Der Blick in die Gewebe der Mausherzen mit modulierter CaMKIIδ zeigt, dass mehr gesunde Herzzellen erhalten bleiben. Das Erbgut der nicht behandelten Mäuse hingegen offenbarte, dass genetische Informationen für Entzündungen, Fibrose und krankhafte bindegewebige Umbauprozesse verstärkt sind. „Und genau vor diesen krankhaften Prozessen haben wir die Mäuse, deren Erbgut mit dem Genstift umformuliert worden ist, geschützt“, sagt Prof. Lebek. 

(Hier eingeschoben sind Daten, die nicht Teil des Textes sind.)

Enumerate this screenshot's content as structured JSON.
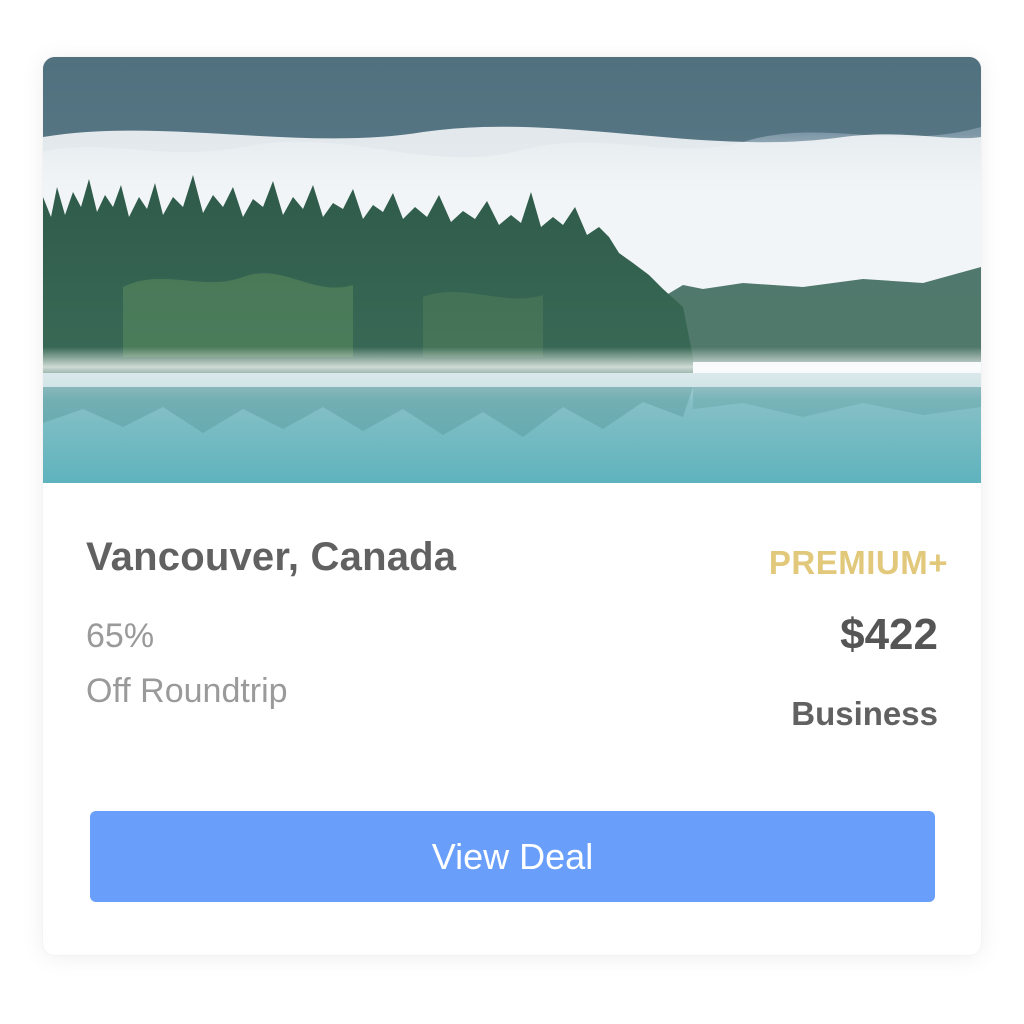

Doch kann man auch bei humanen Herzmuskelzellen die Überaktivierung mit diesem genetischen Kunstgriff ausknipsen? Die Resultate an menschlichen Herzzellen zeigen: Eindeutig ja. Mehr noch: Der Genstift setzt präzise an der sogenannten Delta-Isoform der CaMKII an, an genau der Isoform, die das Herz krank macht. Isoformen sind Moleküle, die alle ähnlich aufgebaut sind, aber jeweils von völlig anderen Genen codiert werden. Neben der Delta-Isoform gibt es drei weitere CaMKII-Isoformen: Die Alpha- und Beta-Isoformen sind vor allem in Nervenzellen für Gedächtnis- und Lernprozesse wichtig, die Gamma-Isoform für die Funktion der Skelettmuskel. Deswegen ist es so wichtig, genau die Variante umzuschreiben, die Ursache der Herzkrankheiten ist. „Unser Genstift erzielt im Vergleich zu anderen pharmakologischen Substanzen eine substanziell verbesserte Präzision und verändert die Delta-Isoform im Vergleich zu anderen Isoformen mit einer mehr als 2000-fach gesteigerten Spezifität, was ein wichtiges Sicherheitsmerkmal bedeutet“, unterstreicht Prof. Lebek. Bis allerdings seine vielversprechenden Forschungsergebnisse zum Wohle der Patienten in der klinischen Anwendung zum Einsatz kommen könnten, ist es noch ein weiter Weg.